Yankees baseball owner George Steinbrenner died recently. There were some reports that just a few weeks before his fatal heart attack he had remarked to someone that if he died this year it would save his estate 550 million dollars (because there is no federal estate tax this year). There is still no indication at this time as to whether Congress will take any action to restore the Federal Estate Tax for 2010, either retroactively to January 1st or otherwise. Some bills have been filed which for the most part would restore things to the status of 2009 with perhaps a lower rate. The exemption in 2009 was $3.5 million. The tax comes back in 2011 with a vengeance at a small exemption amount of $1.0Million and oppressive rates Congress thought had been dispensed with years ago. In the meantime, people are dying and having to contend with the mess of carryover basis rules affecting basis of capital assets for purposes of determining future capital gains on property acquired from a decedent. The old automatic step up in basis to the date of death value does not apply to estates of persons dying this year and even though no Federal Estate Tax Return needs to be filed, the IRS has yet to tell us how to elect and apportion the minimum basic step up in basis of $1.3Million in property available to each estate plus property passing to a surviving spouse (whatever "passing to means" in the context of some trusts is up for grabs). Presumably something must be filed somewhere to do this. Given the state of the federal deficit, perhaps the thinking in Washington is that it wouldn't be the worst thing to happen if the tax did return with a vengeance, especially if no one could specifically be blamed for something that is going to happen based on a ten year old piece of legislation and two party gridlock. Because of the marginal rates of the tax due to return next year, folks with over one million dollars in combined assets who haven't already sought estate planning advice because of the Massachusetts estate tax, or avoided tax savings strategy for that tax because they thought the burden of it was not that significant (compared the the federal tax) to warrant the planning expense, should seek help as soon as possible as we are already beyond the midpoint of 2010.

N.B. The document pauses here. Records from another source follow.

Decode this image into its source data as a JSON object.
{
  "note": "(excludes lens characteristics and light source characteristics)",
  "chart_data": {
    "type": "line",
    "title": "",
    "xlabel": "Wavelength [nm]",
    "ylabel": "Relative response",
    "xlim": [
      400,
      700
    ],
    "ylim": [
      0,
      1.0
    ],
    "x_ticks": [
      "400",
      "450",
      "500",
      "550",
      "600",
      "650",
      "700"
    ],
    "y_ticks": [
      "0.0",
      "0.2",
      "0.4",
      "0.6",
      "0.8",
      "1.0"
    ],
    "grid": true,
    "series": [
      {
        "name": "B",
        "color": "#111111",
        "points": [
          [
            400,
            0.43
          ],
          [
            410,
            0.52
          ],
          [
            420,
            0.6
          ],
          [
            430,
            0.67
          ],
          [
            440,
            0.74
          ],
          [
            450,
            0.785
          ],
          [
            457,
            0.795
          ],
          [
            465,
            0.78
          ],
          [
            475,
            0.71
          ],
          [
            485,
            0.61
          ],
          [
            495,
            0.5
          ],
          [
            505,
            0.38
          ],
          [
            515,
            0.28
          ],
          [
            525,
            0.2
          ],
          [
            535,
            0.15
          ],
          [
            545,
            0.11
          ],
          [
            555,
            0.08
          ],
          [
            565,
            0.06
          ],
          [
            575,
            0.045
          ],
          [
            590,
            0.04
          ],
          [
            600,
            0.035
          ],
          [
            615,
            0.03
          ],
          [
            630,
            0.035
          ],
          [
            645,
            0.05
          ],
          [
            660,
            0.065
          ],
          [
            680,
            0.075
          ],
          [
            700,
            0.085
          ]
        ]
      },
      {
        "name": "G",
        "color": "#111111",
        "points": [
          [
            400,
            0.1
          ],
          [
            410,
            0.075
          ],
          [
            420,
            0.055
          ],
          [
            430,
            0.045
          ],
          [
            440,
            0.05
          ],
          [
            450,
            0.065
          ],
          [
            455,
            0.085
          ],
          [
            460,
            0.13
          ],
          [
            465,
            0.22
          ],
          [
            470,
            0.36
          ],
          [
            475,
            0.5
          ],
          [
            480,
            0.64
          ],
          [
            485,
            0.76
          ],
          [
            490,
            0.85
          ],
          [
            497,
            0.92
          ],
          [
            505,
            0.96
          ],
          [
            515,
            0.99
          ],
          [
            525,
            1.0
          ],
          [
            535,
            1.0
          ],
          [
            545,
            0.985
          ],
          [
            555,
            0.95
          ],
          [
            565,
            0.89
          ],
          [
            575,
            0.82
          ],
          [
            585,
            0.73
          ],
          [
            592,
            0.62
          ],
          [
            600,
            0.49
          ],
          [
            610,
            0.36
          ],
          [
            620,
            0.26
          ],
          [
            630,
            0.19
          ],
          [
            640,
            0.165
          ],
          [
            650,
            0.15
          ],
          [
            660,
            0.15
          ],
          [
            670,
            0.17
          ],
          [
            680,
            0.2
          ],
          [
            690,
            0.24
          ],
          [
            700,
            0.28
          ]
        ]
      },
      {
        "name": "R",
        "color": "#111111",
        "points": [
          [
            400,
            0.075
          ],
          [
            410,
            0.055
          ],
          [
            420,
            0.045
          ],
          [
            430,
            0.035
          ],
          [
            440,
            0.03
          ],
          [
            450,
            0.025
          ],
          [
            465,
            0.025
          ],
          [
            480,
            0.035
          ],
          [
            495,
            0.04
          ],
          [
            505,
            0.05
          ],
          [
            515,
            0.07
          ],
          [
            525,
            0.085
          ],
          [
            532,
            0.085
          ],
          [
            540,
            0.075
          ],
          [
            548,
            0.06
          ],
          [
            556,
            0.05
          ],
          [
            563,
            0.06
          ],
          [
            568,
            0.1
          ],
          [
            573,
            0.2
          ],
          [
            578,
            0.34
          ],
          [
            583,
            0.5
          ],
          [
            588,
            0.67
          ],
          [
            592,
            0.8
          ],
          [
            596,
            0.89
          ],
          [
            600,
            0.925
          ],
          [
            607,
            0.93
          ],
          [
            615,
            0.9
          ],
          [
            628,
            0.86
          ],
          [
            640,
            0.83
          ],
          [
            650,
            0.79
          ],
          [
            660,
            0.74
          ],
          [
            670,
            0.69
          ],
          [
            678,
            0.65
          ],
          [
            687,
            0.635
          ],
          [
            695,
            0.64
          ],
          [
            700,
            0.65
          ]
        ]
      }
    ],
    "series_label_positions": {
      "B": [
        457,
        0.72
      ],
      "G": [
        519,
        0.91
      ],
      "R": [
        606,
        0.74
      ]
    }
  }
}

Court Holds Wife Liable for Long Term Care Expenses of Husband
In December 2009 a Superior Court Judge in Springfield MA held a wife is liable for the nursing home expenses of her husband. In that case the long term care facility had sued the wife after the death of the husband. He left a bill of some $45,000 but no assets. The surviving wife owned a home in Springfield. The judge granted summary judgment in favor of the long term care facility. This was the equivalent of saying the wife had no defense. At issue was the meaning of two obscure provisions of the Massachusetts General Laws, Chapter 209 sections 1 and 7. Both statutes hold husbands and wives responsible for the expenses of “necessaries” of their spouses, but one of them limits such liability for wives to $100.00. The judge ruled that the other statute passed at a later time superseded. The case is likely to go up on appeal and we will probably hear more on it in a few years. In any event, husbands do not have the $100 limitation issue to argue. The lesson to be learned is that in spousal situations care should be taken to make sure that necessary Medicaid applications are submitted timely and pursued. Also, in spousal situations any medicaid planning recommending a “just don’t pay” strategy should probably not be entertained. This case did not reach the issue of what effect a properly drawn and executed prenuptial agreement would have had because such an agreement was not before the court. This issue of liability for long term care expense is just one of the more important issues to be considered when elders are considering the proposition of marriage. The case was East Longmeadow Management Systems, Inc. v Wilson.